I don't think he realizes he can't use aggression to help your son. I don't fault him completely. Fathers often feel signs of meekness/weakness in their sons is due to too much coddling from their mothers. In his mind he isn't bullying. BUT HE IS!!! There's a fine-line from ABUSE!!!
You shouldn't have tried dating him after you both had two failed marriages. What were you thinking?
Seriously?!!
He can seek counseling alright; but just for himself. He's a bully as a father.
You're by no means naive, and we know every facet of our partner's character and behavior after living years with them. The threat of divorce should have been motivation enough to change him; if he was at all capable of doing so. His second-wife may have been an alcoholic, but it is possible he drove her to drink!

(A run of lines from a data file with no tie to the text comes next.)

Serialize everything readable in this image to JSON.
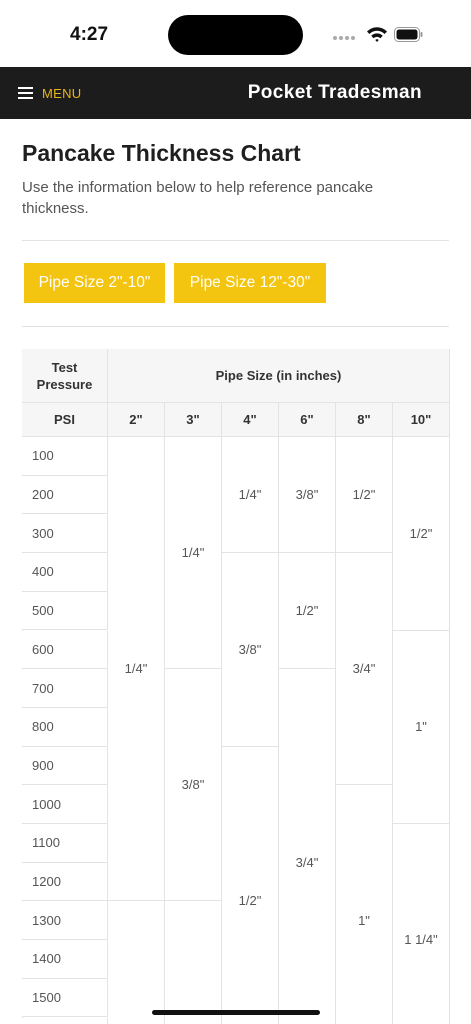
{
  "status_bar": {
    "time": "4:27"
  },
  "header": {
    "menu_label": "MENU",
    "brand": "Pocket Tradesman"
  },
  "page": {
    "title": "Pancake Thickness Chart",
    "intro": "Use the information below to help reference pancake thickness."
  },
  "tabs": [
    {
      "label": "Pipe Size 2\"-10\"",
      "active": true
    },
    {
      "label": "Pipe Size 12\"-30\"",
      "active": false
    }
  ],
  "chart_data": {
    "type": "table",
    "header": {
      "test_pressure": "Test Pressure",
      "pipe_size": "Pipe Size (in inches)",
      "psi": "PSI"
    },
    "pipe_sizes": [
      "2\"",
      "3\"",
      "4\"",
      "6\"",
      "8\"",
      "10\""
    ],
    "psi_values": [
      "100",
      "200",
      "300",
      "400",
      "500",
      "600",
      "700",
      "800",
      "900",
      "1000",
      "1100",
      "1200",
      "1300",
      "1400",
      "1500"
    ],
    "thickness_spans": [
      [
        {
          "value": "1/4\"",
          "start": 0,
          "end": 11
        },
        {
          "value": "",
          "start": 12,
          "end": 15
        }
      ],
      [
        {
          "value": "1/4\"",
          "start": 0,
          "end": 5
        },
        {
          "value": "3/8\"",
          "start": 6,
          "end": 11
        },
        {
          "value": "",
          "start": 12,
          "end": 15
        }
      ],
      [
        {
          "value": "1/4\"",
          "start": 0,
          "end": 2
        },
        {
          "value": "3/8\"",
          "start": 3,
          "end": 7
        },
        {
          "value": "1/2\"",
          "start": 8,
          "end": 15
        }
      ],
      [
        {
          "value": "3/8\"",
          "start": 0,
          "end": 2
        },
        {
          "value": "1/2\"",
          "start": 3,
          "end": 5
        },
        {
          "value": "3/4\"",
          "start": 6,
          "end": 15
        }
      ],
      [
        {
          "value": "1/2\"",
          "start": 0,
          "end": 2
        },
        {
          "value": "3/4\"",
          "start": 3,
          "end": 8
        },
        {
          "value": "1\"",
          "start": 9,
          "end": 15
        }
      ],
      [
        {
          "value": "1/2\"",
          "start": 0,
          "end": 4
        },
        {
          "value": "1\"",
          "start": 5,
          "end": 9
        },
        {
          "value": "1 1/4\"",
          "start": 10,
          "end": 15
        }
      ]
    ]
  }
}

You're confusing the children, and subjecting them to his foul moods and mistreatment while dating him. You have to follow your better judgement on these things. You know the odds against successful reconciliations after divorce. The minute you were aware he was bullying your son, that should have been it. A total deal-breaker.
I'm not questioning, nor criticizing you as a mother. I suspect you have a habit of forgiving that asshole again and again; and you have yet to break that habit.
Counseling will not re-invent him. He has to change of his own accord, and for his own self-improvement. He has to change for the sake of being a better father, and example for his children. Not for you. All you can ask of him; is that he be respectful and civil with you. Be a loving father, and be kind to his son.
I'll have to be frank with you. You are letting your maturing age dictate to you. Maturity tends to make people fall back on their old relationships when dating is slow (or non-existent); or we feel our options are limited. Yes, you get sentimental and miss your family just being together. In spite of it all.
You don't have to apologize for that. He was once your husband, and he is the father of your children. Things have drastically changed. Unfortunately, not for the better.
You know your ex well enough to know, that if he wouldn't change to keep his family intact; exactly what kind of transformation were you expecting in him, as an older version of himself?
You can seek counseling for yourself in order to find the strength to take steps on how to deal with taking a more assertive position in dealing with him. He still knows how to manipulate you, and you've given him too many chances. Only to watch him revert to his old ways. Your son has suffered under this lapse in your judgement. Protect him, if nothing else.